После обеда опять взялись за оружие. Ван Ворден ранил трех, десятый ранил его в плечо, а одиннадцатый пронзил шпагой насквозь и оставил бездыханным на месте.
Искусный хирург спас жизнь храброму фламандцу, но было уж не до хунты, не до процесса, и король простил герцога Сидонию.
Мы провели еще одну кампанию, не посрамив своей чести, но уже без прежнего пыла. Впервые нас постигло несчастье. Герцог всегда высоко ценил отвагу и военные способности ван Берга, корил себя за чрезмерную ревность к моему спокойствию, послужившую причиной таких печальных событий. Он понял, что недостаточно одного доброго желания, необходимо еще уменье его проявлять.
Что касается меня, я, подобно многим мужьям, таил в душе свою боль и от этого страдал еще больше. С тех пор мы перестали мечтать о том, чтобы сделать Испанию счастливой.
Между тем наступил мир, и герцог решил отправиться в путешествие. Мы объехали вдвоем Италию, Францию и Англию. После возвращения благородный друг мой вошел в Совет Кастилии, мне доверили при этом Совете должность референдария.
Время, проведенное в путешествиях, и последующие годы произвели большие перемены в образе мыслей герцога.
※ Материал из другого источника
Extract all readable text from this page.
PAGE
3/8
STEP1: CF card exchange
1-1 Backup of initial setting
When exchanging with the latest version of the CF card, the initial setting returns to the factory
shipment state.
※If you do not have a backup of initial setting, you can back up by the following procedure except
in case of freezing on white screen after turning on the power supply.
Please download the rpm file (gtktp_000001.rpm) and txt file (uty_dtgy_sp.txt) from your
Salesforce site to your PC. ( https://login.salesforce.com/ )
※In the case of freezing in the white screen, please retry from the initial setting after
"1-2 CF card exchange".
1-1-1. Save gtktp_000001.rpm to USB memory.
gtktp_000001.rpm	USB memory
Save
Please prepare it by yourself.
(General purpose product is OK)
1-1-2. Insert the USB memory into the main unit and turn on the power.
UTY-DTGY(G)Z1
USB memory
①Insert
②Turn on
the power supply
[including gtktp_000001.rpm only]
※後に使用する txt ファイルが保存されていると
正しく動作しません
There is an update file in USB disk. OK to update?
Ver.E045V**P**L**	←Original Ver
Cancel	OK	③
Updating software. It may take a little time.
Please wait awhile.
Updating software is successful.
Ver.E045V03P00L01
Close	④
Он не только отошел от прежних порывов своей молодости, но даже любимой добродетелью его стала предусмотрительность. Общественное благо, предмет юношеских мечтаний, оставалось и теперь его глубокой страстью, но теперь он уже знал, что всего нельзя добиться сразу, что надо сперва подготовить умы, по возможности скрывая свои средства и цели.
В своей опасливости он доходил до того, что в Совете как будто никогда не имел своего мнения, а всегда присоединялся к чужому, а между тем, как раз наоборот, другие говорили его словами. Но чем тщательней скрывал герцог свои способности от общества, тем ярче они раскрывались. Испанцы разгадали его и полюбили. Двор начал ему завидовать. Ему предложили пост в Лиссабоне.
Понимая, что отказываться нельзя, он его принял, но с условием, что я стану государственным секретарем.
С тех пор я его больше не видел, но сердца наши всегда вместе.